Malgré un crédit qui circule difficilement et une demande mondiale qui dégringole, les entreprises du monde entier se battent pour faire face à la crise économique mondiale. Pendant ce temps, le nombre de chômeurs et de travailleurs pauvres s’accroît. Quels sont les effets de la crise sur les conditions de travail? Cette année, à l’occasion de la Journée mondiale pour la santé et la sécurité au travail (28 avril), BIT en ligne a demandé au Dr Sameera Al-Tuwaijri, Directrice du Programme Safework du BIT quelles répercussions la crise pouvait avoir sur la santé et la sécurité des travailleurs.

Article | 27 avril 2009

Comment cette crise économique et financière affecte-t-elle les normes de la santé et de la sécurité au travail?

Tout d’abord, nous devons nous rappeler qu’avant même la crise actuelle la mondialisation avait déjà provoqué de grands changements sur les lieux de travail du monde entier.
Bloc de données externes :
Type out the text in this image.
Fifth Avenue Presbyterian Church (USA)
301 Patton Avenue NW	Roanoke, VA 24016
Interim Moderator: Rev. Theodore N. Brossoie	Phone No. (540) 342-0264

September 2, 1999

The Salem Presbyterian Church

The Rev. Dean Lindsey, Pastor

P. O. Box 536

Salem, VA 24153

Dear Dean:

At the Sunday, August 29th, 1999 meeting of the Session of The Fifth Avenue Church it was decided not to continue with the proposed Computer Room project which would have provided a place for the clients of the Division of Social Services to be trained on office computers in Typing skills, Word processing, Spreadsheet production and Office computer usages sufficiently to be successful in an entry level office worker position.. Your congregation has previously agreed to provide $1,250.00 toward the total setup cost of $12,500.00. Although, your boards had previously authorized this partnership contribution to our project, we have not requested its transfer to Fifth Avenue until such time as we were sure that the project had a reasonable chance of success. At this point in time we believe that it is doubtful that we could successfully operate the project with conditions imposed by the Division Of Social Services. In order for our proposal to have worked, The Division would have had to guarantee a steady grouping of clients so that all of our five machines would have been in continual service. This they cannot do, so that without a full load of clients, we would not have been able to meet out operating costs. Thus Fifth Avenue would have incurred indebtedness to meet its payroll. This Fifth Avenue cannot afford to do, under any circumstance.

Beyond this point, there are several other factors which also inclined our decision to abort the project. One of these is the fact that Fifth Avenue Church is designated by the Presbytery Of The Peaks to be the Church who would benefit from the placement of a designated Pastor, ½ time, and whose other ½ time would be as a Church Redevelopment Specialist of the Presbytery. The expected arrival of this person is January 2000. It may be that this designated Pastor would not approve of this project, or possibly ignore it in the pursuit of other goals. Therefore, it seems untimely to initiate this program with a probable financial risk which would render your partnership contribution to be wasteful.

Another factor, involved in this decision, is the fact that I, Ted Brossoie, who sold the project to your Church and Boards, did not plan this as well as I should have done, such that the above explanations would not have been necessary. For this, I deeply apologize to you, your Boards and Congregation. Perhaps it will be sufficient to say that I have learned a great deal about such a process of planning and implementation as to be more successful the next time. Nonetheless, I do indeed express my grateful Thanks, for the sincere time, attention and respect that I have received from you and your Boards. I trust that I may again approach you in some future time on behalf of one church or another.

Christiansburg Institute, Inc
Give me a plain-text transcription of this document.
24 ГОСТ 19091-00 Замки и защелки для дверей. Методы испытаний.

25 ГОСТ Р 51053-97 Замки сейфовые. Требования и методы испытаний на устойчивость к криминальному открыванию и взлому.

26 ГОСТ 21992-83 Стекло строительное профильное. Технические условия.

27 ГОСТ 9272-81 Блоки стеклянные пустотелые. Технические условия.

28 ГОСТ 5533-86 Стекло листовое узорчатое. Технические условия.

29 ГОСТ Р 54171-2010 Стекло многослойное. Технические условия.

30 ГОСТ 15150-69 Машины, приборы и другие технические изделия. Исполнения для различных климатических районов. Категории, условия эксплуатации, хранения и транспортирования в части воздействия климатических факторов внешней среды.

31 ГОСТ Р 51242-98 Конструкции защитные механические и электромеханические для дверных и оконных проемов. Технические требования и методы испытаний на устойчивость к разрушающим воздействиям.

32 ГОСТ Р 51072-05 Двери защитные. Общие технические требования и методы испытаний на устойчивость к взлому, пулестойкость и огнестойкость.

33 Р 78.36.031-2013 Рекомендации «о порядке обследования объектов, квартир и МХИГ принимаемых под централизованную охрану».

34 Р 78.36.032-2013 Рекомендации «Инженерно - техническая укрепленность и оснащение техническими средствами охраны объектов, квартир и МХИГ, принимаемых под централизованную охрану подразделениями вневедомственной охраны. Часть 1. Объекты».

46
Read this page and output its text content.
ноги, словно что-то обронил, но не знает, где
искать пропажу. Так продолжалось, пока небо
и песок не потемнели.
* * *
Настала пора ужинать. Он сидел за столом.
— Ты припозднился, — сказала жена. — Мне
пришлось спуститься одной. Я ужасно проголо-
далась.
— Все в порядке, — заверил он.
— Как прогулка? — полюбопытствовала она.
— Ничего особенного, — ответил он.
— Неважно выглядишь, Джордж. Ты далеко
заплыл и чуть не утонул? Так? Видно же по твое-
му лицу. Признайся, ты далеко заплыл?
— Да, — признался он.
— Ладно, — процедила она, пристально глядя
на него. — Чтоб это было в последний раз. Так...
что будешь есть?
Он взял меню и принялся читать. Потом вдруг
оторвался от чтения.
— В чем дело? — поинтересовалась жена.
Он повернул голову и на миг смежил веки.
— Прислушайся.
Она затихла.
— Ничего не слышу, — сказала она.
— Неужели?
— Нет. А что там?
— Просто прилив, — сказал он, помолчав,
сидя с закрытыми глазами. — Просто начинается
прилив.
Privatisations, restructurations industrielles, nouvelles formes d’organisation du travail, démantèlement des grandes entreprises publiques, et prolifération des petites entreprises –pour ne citer que quelques-uns de ces changements – ont directement affecté l’emploi, les relations professionnelles et, par conséquent, les normes en matière de santé et de sécurité au travail (SST). Maintenant, la crise financière mondiale est devenue un facteur de préoccupation pour la santé et la sécurité des travailleurs à travers le monde. D’une part, les travailleurs doivent composer avec la crainte et le stress de perdre leur emploi. Dans le même temps, la réduction de la production, les changements d’horaires de travail et/ou les exigences croissantes d’un poste pour se maintenir dans l’entreprise peuvent avoir des conséquences négatives. Dans certains cas, nous pouvons nous attendre à une réduction des ressources dédiées à la santé et à la sécurité. Les agences de contrôle, les inspections du travail, et les services de santé et de sécurité au travail seront peut-être contraints d’agir avec des moyens limités. Il pourrait en résulter une hausse brutale des accidents du travail, des lésions, des blessures et du stress lié au travail.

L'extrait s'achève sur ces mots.